Cast iron and typically painted off-white, garden cloches sit in stately rows on vegetable plots, their elegant appearance giving the look of tiny glasshouses.
Traditional cast-iron garden cloches, with their pitched roofs, resemble little houses or lanterns, neatly arranged to protect crops in bitter winter weather or to defend brassicas from hungry birds. They can help yield bountiful supplies of salad leaves and herbs in the cooler months.
Early cloches were large, dome-shaped bell jars (their name comes from the French for bell), which were used by market gardeners in France. They were once commonplace in walled kitchen gardens of country houses all around the UK, from Chatsworth to Woolbeding, but fell out of fashion.
Happily for those that love this traditional design, Beth Gregg and her partner Janus Intelmann started manufacturing their own cloches two years ago. They were trying to grow vegetables in their small, exposed back garden in Bath: ‘We wanted something pretty but practical, and Janus remembered cloches he’d seen at Audley End when he visited as a child with his mother,” says Beth. “We looked everywhere and could only find antique versions that were in tatters.” So they started to make their own, starting a company called Claverton Cloches.
Beth soon realised that other people loved the cloches as much as she did. “I set up an Instagram account and posted a couple of photos of the cloches, and a woman contacted us and bought them all. She said we should make more, so we went for it.”
One of their first customers was Alan Titchmarsh, who uses his cloches for his potted snowdrops and early salads. Florist Charlie McCormick’s garden in Dorset is often admired for is neat rows of cloches, some of which are the new versions from Claverton Cloches. Unlike antique cloches that are prone to rusting, these new versions are galvanised and powder coated.

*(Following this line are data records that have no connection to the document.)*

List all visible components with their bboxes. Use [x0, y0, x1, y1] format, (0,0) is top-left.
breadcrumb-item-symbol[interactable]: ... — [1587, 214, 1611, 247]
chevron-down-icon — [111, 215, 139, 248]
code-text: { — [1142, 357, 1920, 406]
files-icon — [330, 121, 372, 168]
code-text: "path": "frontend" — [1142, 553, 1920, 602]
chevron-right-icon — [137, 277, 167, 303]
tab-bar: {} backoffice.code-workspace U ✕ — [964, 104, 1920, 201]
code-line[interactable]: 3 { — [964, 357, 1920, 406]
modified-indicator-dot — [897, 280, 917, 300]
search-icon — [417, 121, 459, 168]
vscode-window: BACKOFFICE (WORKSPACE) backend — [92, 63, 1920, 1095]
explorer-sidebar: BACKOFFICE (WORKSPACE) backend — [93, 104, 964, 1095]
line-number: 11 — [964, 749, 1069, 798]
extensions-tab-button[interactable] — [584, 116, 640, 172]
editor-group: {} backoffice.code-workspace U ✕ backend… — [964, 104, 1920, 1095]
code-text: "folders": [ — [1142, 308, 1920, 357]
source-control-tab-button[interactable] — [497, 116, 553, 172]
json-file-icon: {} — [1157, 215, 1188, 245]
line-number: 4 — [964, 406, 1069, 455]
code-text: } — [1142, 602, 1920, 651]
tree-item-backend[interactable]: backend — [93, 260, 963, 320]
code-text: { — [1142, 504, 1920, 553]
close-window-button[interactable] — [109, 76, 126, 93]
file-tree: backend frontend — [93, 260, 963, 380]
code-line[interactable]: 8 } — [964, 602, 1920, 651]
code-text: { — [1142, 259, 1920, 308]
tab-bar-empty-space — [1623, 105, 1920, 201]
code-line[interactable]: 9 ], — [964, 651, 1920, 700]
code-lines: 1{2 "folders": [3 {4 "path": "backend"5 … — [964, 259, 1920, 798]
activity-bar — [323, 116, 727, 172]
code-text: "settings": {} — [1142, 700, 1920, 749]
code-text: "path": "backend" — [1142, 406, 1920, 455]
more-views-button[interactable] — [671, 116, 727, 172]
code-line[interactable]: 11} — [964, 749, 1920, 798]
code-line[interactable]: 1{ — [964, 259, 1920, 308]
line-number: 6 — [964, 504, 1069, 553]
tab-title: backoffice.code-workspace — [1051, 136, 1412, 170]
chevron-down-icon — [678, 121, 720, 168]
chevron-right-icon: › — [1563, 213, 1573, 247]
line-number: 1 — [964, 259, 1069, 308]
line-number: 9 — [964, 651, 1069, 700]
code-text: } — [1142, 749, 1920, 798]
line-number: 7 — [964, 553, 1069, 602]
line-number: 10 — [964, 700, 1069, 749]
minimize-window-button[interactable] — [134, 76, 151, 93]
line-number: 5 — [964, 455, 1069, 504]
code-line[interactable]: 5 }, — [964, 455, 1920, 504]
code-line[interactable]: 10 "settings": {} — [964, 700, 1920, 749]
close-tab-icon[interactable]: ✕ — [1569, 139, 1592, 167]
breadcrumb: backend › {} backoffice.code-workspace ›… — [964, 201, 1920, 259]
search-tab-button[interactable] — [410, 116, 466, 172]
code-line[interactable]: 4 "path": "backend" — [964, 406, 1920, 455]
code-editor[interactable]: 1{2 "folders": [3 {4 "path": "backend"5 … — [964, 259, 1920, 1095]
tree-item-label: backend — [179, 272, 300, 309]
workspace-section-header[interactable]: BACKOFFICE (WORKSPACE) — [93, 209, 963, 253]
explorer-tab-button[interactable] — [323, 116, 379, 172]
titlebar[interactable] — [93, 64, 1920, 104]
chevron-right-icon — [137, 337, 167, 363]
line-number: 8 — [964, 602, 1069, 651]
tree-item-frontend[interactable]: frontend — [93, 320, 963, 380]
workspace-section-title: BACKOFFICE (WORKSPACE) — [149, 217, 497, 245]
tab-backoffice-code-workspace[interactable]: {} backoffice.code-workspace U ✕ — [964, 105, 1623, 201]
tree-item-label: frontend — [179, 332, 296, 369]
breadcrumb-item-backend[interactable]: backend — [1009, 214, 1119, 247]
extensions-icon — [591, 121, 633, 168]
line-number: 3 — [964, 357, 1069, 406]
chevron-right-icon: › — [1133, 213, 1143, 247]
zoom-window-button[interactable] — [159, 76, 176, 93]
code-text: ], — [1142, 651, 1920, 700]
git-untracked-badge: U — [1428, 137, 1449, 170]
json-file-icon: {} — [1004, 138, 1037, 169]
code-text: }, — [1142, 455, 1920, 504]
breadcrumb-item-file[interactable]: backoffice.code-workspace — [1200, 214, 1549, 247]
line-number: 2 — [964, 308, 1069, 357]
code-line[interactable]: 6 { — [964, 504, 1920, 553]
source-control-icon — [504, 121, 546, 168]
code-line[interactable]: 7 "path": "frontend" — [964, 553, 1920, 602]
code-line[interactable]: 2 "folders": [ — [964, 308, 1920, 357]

They make their cloches to almost the exact production methods of original Victorian cloches. One thing we noticed was how rusted the antiques were, so we make our with galvanised frames, which are powder coated. They should last for more than a hundred years, says Beth.
“Each cloche takes hours of work,” says Beth. “We hand assemble them when the frame comes in from the foundry, and then cut the horticultural glass to size by hand and putty all 32 pieces in.”
Now they have orders for cloches from around the world, mostly gardeners from Europe and the USA. People have reached out asking for replacement parts for antique cloches, and Beth and Janus are planning to launch a restoration side to the business, as well as supplying parts. They are also planning on launching cloches in different sizes.
At the top of each cloche, where the handle slots in, is a discreet brass plaque. Beth hopes these will be seen by future generations of gardeners.